Chassin, M.R. – Loeb, J.M., 2013, `High-reliability health care: Getting there from here`, The Milbank Quarterly 91, 459-490. doi.org/10.1111/1468-0009.12023 The South African Medical Association (2015:42) agrees that the current state of public institutions is shameful and not conducive to the provision of quality health services. Decentralization must therefore be conducted with caution after confirming the presence of sufficient management capacity at the district level and senior officials must be held accountable if they do not provide quality, as required by their job description. Kama (2017:80) reports that bad records cause unnecessary delays for patients. Sometimes patient records are lost or lost, and instead of explaining the medical staff to the patient, they simply keep the patient waiting (Kama 2017:80). In worst-case scenarios, the patient`s medical history is lost, which can lead to other complications that can lead to misdiagnosis and, in some cases, patient death (Kama 2017:80). As reported by Mercury (April 09, 2015), the Pietermaritzburg Supreme Court ordered that a district hospital in KwaZulu-Natal be handed over to the patient`s lawyer Medical Procedures in a case in which the patient gave birth to twins in hospital in July 2006 and lost one of the twins, while the surviving twin was lightened by a cerebral legislature due to hospital neglect (Regandch 2015:2). Another major cause of morbidity and mortality in the public sector in South Africa is health infection (HAI) (Dramowski – Whitelaw 2017:192). Nearly one in seven patients entering South African hospitals are at risk of acquiring a REQUIN due to poor infection prevention and control measures, such as poor waste management and poor hand-washing techniques (Dramowski and Whitelaw 2017:193). Other causes of HAI include overcrowding in hospitals, high patient staff, lack of isolation, aging infrastructure, inadequate environmental clean-up, interhospital transmission of patients with drug-resistant infections, and inadequate disinfection of medical devices (Dramowski – Whitelaw 2017:194). Among the effects of prolonged hospitalization, increased health costs for already limited financial resources and, in some cases, patient deaths (Dramowski – Whitelaw 2017:193). Regmi, K., Naidoo, J., Pilkington, P.A.

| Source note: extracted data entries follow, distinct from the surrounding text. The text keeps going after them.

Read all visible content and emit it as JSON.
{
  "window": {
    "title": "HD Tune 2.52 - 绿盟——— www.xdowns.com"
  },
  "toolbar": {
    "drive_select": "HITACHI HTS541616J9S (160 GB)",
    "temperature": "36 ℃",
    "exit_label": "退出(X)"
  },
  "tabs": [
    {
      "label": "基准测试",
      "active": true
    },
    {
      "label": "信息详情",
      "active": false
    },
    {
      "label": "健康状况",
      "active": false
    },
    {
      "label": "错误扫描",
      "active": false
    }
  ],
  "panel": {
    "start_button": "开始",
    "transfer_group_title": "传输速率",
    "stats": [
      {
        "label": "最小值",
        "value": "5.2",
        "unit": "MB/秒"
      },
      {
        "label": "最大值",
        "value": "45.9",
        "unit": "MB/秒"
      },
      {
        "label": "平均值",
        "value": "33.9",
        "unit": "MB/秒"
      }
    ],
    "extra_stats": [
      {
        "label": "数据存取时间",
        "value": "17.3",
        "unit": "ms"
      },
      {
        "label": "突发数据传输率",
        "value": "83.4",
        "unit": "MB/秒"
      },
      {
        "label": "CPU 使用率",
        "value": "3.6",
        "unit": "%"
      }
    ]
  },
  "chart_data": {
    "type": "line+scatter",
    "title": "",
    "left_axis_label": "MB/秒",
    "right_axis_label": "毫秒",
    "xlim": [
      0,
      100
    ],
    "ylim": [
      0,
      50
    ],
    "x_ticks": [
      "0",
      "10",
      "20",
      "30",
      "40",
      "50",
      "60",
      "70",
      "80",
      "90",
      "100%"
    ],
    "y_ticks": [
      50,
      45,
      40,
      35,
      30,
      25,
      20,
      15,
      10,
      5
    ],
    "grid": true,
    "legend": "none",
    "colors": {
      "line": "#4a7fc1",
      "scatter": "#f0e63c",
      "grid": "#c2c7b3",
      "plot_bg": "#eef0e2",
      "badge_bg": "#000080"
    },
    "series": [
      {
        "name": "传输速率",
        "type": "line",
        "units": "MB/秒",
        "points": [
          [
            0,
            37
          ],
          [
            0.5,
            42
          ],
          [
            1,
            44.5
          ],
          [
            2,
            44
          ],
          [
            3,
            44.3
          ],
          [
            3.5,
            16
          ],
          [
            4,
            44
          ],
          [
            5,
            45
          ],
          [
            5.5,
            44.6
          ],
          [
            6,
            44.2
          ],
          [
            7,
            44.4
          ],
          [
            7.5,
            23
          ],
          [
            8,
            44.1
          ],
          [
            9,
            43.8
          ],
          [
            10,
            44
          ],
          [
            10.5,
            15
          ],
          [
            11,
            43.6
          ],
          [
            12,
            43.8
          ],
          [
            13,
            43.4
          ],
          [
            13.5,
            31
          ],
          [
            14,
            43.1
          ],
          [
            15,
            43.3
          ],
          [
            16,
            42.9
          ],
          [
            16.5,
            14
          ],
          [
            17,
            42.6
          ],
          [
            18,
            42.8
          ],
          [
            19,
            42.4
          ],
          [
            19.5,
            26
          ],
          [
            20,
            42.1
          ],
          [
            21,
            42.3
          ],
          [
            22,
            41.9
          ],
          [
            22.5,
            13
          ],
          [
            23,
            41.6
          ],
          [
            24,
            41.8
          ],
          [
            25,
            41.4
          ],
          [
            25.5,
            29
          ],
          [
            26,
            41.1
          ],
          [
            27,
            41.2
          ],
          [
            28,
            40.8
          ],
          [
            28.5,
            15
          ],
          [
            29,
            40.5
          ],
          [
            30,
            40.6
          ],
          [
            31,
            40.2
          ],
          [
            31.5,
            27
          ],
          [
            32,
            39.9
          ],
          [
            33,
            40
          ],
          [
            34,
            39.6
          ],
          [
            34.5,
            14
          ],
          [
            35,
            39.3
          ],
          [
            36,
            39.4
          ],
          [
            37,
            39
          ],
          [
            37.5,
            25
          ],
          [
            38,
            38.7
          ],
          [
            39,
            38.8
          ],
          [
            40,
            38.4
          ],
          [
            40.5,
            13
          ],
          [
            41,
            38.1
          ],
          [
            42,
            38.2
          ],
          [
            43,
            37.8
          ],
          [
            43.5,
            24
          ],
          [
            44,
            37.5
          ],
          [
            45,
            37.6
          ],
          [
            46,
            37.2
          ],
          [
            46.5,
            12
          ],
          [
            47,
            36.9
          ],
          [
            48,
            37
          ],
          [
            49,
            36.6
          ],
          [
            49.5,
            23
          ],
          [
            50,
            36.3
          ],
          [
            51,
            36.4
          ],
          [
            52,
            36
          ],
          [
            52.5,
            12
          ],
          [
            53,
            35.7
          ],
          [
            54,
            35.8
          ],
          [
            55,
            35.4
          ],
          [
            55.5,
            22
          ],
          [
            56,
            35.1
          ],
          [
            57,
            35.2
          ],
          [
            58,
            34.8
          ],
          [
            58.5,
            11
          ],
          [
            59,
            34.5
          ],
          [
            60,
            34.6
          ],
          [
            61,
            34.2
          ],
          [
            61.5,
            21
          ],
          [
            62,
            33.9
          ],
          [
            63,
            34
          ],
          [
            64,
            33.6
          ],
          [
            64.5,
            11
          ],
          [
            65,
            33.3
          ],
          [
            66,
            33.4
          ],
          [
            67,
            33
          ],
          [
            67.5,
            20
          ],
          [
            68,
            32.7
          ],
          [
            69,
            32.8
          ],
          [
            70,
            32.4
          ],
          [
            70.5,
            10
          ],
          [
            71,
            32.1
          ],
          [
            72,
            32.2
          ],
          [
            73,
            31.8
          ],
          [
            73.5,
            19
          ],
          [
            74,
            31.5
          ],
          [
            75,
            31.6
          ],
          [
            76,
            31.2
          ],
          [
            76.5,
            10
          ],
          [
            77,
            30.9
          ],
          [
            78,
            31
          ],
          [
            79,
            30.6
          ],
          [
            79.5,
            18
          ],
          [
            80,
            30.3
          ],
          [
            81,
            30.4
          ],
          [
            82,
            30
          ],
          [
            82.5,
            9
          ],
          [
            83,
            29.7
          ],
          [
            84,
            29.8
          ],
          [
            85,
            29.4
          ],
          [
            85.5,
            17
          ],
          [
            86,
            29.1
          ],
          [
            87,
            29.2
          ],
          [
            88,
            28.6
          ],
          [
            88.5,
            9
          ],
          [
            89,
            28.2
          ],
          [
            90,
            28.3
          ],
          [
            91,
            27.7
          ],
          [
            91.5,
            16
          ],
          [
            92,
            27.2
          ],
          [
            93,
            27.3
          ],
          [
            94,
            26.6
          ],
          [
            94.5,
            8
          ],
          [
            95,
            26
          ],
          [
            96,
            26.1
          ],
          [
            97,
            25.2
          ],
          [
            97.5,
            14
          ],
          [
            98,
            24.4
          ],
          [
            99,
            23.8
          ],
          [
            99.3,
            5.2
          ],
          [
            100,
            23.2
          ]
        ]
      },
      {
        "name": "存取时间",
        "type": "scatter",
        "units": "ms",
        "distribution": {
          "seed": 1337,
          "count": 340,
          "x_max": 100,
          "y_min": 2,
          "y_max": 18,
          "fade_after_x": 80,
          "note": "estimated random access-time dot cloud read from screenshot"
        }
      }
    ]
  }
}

– Greer, A., 2010, “Decentralization and district health services in Nepal: Understanding the views of service users and service providers,” Journal of Public Health 32, 406-417. doi.org/10.1093/pubmed/fdp116 The new model focuses more on the family than on the individual; Priorities for promotion and prevention, rehabilitation and transfer services, not exclusively health services; Avoids the fragmentation that leads many health care providers to visit families and ensures that a single integrated team develops relationships with families in the watershed; and underlines the Community`s strong participation and cross-sector cooperation. Oladipo, J.A., 2014, “The Use of Health Services in Rural and Urban Areas: A Determining Factor in the Planning and Management of Health Care Systems,” African Health Sciences 14, 322-333. doi.org/10.4314/ahs.v14i2.6 South Africa, like any developing country, faces a high disease burden and does not seem to be fighting it (Kahn 2011:30). The effects of HIV and AIDS in Africa, and particularly in sub-Saharan Africa, have devastated health systems to the extent that they are unable to meet quality requirements (Naidoo 2012:149).